Reuters reported late last week that Peter Locsin, of Talisay City, Philippines, is believed to be behind a cybercrime scheme to compromise the accounts of several well-known individuals at three financial institutions.
U.S. prosecutors believe Locsin used websites, phone calls and other online means to illegally access the accounts and attempt to conduct wire transfers, purchase merchandise, change addresses and even add new cardholders.
The victim data that was compromised includes Social Security numbers, names and birthdates, but none of the victims were actually identified in the court documents, Reuters said.
Locsin faces charges of conspiracy to commit bank fraud and aggravated identity theft, with the conspiracy count alone carrying a maximum sentence of 30 years in prison.
A spokesman for U.S. Attorney Paul Fishman told Reuters that Locsin is being held in custody of authorities in the Philippines for charges that are unrelated to the current case.
Earlier this year, a hacker was formally charged with accessing both the iCloud and Google storage accounts of about 100 people and then using that access to steal and distribute personal information. Ultimately, it also resulted in the leak of nude photos of a host of celebrities.
On the hot seat is 36-year-old Ryan Collins, who, the U.S. Attorney for the Central District of California alleges, was behind a phishing scheme between Nov. 2012 and Sept. 2014. That scheme was intended to siphon usernames and passwords to at least 50 iCloud accounts and 72 Gmail accounts.

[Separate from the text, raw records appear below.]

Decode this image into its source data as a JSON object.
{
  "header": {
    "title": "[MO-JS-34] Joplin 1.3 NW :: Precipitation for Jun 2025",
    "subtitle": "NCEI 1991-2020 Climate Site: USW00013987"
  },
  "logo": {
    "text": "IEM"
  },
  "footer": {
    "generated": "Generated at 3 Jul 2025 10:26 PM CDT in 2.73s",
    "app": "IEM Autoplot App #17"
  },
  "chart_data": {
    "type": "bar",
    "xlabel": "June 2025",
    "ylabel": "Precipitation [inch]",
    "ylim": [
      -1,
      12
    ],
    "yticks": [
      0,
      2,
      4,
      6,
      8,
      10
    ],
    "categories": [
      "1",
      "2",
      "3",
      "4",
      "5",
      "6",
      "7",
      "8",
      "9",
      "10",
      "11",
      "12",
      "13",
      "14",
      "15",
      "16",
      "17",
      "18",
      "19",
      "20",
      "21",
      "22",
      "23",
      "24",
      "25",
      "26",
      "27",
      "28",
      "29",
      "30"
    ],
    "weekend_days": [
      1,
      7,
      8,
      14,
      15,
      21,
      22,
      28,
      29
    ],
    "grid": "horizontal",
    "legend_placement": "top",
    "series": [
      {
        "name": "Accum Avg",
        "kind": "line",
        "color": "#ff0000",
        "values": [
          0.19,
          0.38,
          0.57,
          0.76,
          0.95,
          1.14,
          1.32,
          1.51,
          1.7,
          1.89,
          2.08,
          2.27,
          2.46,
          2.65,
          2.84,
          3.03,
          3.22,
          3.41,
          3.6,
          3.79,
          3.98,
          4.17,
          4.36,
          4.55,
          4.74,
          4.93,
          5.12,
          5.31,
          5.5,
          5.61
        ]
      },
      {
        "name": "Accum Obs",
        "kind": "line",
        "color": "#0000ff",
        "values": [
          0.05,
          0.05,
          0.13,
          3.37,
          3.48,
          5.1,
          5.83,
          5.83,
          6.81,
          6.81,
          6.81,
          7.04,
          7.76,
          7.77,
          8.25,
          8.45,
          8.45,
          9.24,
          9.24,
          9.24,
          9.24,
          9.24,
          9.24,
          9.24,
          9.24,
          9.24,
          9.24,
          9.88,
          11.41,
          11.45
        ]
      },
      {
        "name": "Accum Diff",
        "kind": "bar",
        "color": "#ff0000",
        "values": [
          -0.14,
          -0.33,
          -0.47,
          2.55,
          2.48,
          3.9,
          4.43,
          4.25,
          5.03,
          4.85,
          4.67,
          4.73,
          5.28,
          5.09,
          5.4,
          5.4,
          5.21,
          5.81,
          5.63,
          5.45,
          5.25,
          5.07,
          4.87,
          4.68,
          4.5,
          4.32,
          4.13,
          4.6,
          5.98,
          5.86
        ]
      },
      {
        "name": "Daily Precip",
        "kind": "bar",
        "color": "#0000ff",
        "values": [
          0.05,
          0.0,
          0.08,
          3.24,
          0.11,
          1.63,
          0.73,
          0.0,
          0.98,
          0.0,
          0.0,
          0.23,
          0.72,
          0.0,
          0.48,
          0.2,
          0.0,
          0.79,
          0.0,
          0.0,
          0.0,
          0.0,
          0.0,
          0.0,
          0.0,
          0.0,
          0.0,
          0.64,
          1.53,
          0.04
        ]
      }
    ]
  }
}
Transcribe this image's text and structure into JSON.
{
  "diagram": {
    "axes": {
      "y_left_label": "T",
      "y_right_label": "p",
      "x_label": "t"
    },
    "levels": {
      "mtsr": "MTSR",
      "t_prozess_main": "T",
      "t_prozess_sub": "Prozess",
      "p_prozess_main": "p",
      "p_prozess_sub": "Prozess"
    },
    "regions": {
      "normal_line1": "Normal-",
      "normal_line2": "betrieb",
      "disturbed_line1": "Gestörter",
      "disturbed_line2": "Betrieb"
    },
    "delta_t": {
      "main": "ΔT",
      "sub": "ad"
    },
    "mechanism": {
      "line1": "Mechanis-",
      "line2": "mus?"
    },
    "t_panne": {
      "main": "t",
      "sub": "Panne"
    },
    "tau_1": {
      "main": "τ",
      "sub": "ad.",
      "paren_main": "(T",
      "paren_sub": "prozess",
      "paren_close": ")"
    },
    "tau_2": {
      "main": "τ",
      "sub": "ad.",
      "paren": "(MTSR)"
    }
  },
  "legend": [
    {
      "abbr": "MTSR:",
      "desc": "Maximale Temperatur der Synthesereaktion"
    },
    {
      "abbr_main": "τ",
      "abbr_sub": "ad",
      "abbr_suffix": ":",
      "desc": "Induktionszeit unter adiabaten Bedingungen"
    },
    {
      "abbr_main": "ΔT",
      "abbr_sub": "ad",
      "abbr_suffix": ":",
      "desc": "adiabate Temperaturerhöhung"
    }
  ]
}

Court filings further note that Collins sent out emails that resembled official correspondence from Google and Apple — emails that were used to convince the unknowing to cough up details that could be used to access personal photos or, in some cases, entire phone backups. The charging documents also corroborate Apple’s claim that the iCloud itself had not been hacked and, instead, its individual users had been.